A breeze whispered through, again hinting of cooler weather. It also hinted of... I sniffed a few times. “That’s that acid chemical smell from the cavates.”
“They’re burning holes again,” Simon said. “We must be close.”
“All right.” Afraid I’d regret it, I whispered, “We might as well take a peek.”
“Famous last words?” Temi asked, though she followed us when we continued through the little dell.
The rock walls grew narrower, and we had to walk single-file. I watched the route ahead but also the tops of the boulders on either side, all too aware that something up there could jump down and land on us before we knew what was happening.
I stepped around prickly pear cactus and shrubs that were only slightly less prickly.
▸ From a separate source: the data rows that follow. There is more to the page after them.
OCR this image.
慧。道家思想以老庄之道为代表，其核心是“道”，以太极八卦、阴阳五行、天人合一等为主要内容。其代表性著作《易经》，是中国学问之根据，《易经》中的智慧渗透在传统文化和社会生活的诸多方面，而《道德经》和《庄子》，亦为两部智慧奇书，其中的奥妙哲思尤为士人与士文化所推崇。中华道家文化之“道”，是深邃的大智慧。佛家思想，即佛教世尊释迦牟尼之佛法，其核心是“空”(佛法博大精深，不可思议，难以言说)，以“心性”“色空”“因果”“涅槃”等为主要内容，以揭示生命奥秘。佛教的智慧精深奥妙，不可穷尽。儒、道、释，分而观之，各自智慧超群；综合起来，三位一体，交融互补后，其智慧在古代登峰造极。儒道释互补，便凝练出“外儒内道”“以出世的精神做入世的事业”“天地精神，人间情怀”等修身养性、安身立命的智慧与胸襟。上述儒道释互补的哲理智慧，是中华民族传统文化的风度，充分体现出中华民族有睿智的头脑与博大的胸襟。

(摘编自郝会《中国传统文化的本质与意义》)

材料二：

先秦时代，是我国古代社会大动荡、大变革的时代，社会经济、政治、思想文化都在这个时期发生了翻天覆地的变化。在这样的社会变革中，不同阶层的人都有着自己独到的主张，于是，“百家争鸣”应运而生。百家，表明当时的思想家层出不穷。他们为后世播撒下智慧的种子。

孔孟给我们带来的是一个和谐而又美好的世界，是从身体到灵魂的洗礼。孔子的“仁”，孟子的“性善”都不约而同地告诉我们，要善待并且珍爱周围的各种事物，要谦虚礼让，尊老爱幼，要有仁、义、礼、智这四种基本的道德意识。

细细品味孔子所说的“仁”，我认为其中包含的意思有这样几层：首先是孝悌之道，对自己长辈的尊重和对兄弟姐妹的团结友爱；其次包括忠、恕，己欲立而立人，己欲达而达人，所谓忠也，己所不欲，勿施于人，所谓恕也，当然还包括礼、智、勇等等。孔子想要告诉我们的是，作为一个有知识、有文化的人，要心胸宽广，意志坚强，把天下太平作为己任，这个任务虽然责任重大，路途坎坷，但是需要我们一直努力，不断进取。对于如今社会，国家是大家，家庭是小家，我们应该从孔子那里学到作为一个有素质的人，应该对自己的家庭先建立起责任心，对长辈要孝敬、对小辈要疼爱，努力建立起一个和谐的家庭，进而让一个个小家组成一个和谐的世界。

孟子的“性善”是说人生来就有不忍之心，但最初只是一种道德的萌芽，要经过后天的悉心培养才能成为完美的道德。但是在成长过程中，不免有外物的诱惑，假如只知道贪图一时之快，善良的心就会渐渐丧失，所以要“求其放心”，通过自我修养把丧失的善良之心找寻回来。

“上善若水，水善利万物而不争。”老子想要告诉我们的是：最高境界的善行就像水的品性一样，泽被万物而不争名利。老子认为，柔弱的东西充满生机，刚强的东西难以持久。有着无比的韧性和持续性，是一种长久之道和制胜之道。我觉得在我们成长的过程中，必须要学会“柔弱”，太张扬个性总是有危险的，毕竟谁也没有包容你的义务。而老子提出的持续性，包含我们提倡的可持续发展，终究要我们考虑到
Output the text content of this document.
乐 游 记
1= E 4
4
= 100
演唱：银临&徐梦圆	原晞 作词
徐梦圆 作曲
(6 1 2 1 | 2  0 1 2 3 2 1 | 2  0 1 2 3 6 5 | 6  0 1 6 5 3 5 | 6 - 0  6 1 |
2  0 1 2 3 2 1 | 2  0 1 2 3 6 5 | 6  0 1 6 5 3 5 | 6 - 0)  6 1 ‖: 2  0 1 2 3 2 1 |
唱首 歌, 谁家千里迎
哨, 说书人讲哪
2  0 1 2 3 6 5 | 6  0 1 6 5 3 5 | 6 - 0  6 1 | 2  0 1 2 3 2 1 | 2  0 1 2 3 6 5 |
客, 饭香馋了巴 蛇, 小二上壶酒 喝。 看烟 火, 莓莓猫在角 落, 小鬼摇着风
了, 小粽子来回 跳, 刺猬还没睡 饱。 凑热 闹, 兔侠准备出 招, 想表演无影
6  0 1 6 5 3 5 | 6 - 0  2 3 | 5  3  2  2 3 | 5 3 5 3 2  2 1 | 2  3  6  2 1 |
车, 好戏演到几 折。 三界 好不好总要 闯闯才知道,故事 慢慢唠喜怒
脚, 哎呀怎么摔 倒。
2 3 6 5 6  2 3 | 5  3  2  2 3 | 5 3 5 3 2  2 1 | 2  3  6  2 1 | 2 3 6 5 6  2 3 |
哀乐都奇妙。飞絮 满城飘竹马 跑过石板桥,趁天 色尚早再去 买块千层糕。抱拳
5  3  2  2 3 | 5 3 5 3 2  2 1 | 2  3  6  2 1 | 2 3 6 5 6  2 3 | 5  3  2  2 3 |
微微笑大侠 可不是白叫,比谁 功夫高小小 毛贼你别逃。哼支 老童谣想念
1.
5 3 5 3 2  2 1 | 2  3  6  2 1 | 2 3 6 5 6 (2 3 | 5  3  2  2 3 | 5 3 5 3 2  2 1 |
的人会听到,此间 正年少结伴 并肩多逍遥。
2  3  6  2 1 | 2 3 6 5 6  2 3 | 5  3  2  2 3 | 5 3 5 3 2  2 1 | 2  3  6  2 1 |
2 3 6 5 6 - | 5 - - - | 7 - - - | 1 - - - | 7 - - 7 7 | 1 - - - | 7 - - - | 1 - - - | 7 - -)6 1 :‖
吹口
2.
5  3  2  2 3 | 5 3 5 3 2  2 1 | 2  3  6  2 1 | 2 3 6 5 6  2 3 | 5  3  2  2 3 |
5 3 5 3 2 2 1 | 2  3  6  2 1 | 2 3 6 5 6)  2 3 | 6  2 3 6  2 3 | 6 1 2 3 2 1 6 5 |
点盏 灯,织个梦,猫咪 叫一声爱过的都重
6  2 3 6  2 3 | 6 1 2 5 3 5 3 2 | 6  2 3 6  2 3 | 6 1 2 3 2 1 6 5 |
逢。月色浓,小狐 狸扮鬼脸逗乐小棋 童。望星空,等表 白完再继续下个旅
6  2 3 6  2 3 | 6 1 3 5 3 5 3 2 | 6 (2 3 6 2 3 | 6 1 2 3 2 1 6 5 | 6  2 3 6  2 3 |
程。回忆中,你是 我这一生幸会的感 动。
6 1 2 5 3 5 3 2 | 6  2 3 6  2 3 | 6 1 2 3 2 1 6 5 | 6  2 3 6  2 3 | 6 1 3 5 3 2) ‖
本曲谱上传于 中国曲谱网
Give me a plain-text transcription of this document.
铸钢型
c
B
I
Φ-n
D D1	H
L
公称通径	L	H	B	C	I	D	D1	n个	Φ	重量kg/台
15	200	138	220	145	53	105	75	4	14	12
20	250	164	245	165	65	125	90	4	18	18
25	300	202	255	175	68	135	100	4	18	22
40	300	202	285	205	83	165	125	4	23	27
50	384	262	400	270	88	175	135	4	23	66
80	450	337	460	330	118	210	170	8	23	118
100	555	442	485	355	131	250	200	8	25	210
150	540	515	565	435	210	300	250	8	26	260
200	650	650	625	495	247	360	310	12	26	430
I’d lost track of where the hiking trails were, but this area definitely wasn’t traveled often. We rounded a jumble of boulders and walked into a tiny box canyon, the ground flat and dusty and dotted with more cactus patches.
Simon gripped my arm and pointed at a big clawed and webbed print. A fresh one. The scent of the sea hung in the air, utterly out of place in the desert clime. If someone killed that monster, at least it could be thoroughly examined and we could figure out what exactly it was.
“There’s your hole.” Temi, taller than Simon and I, pointed at something behind a manzanita shrub growing out of a narrow crevice. The tracks led straight to it.
“If it charges out,” Simon whispered, “we can try climbing up those boulders to get away from it. I bet something that big isn’t that agile at scaling walls.”
I wasn’t going to take that bet. I hoped it’d gone down after the others and that we wouldn’t see it until they’d dealt with it.
I slipped an arrow out of my quiver and crept forward. Several of the manzanita’s ropy red branches had been snapped. A dark hole gaped behind it. Like the one in the cavate, it was perfectly round and not nearly as wide and inviting as I’d like. It sloped downward and toward the lake, the angle not so steep that one would have to slide down on one’s butt—or use a rope and grapple to climb out. That was something, I supposed.
Simon squeezed in beside me. He touched one of the tunnel’s walls. “It’s cool. We’re farther behind than we were last time.”
“I think... maybe we should stay even farther behind. Like how about we climb up on the rocks where we can watch down here and wait for them to come out? We’ll see whatever they carry out, and if we’re curious, we can go back into the tunnel after they—and the monster—are gone. Plenty of time to explore then, right?”
Simon frowned, but Temi was nodding. “That sounds wiser than crawling down there into the middle of trouble.”
Rocks shifted and clunked somewhere outside the canyon. I whipped my head in that direction so quickly that I almost fell in the hole. I couldn’t see anything, but a soft scraping came after the rocks settled. The rasp of claws on stone again? The noise sounded like it came from higher than ground level.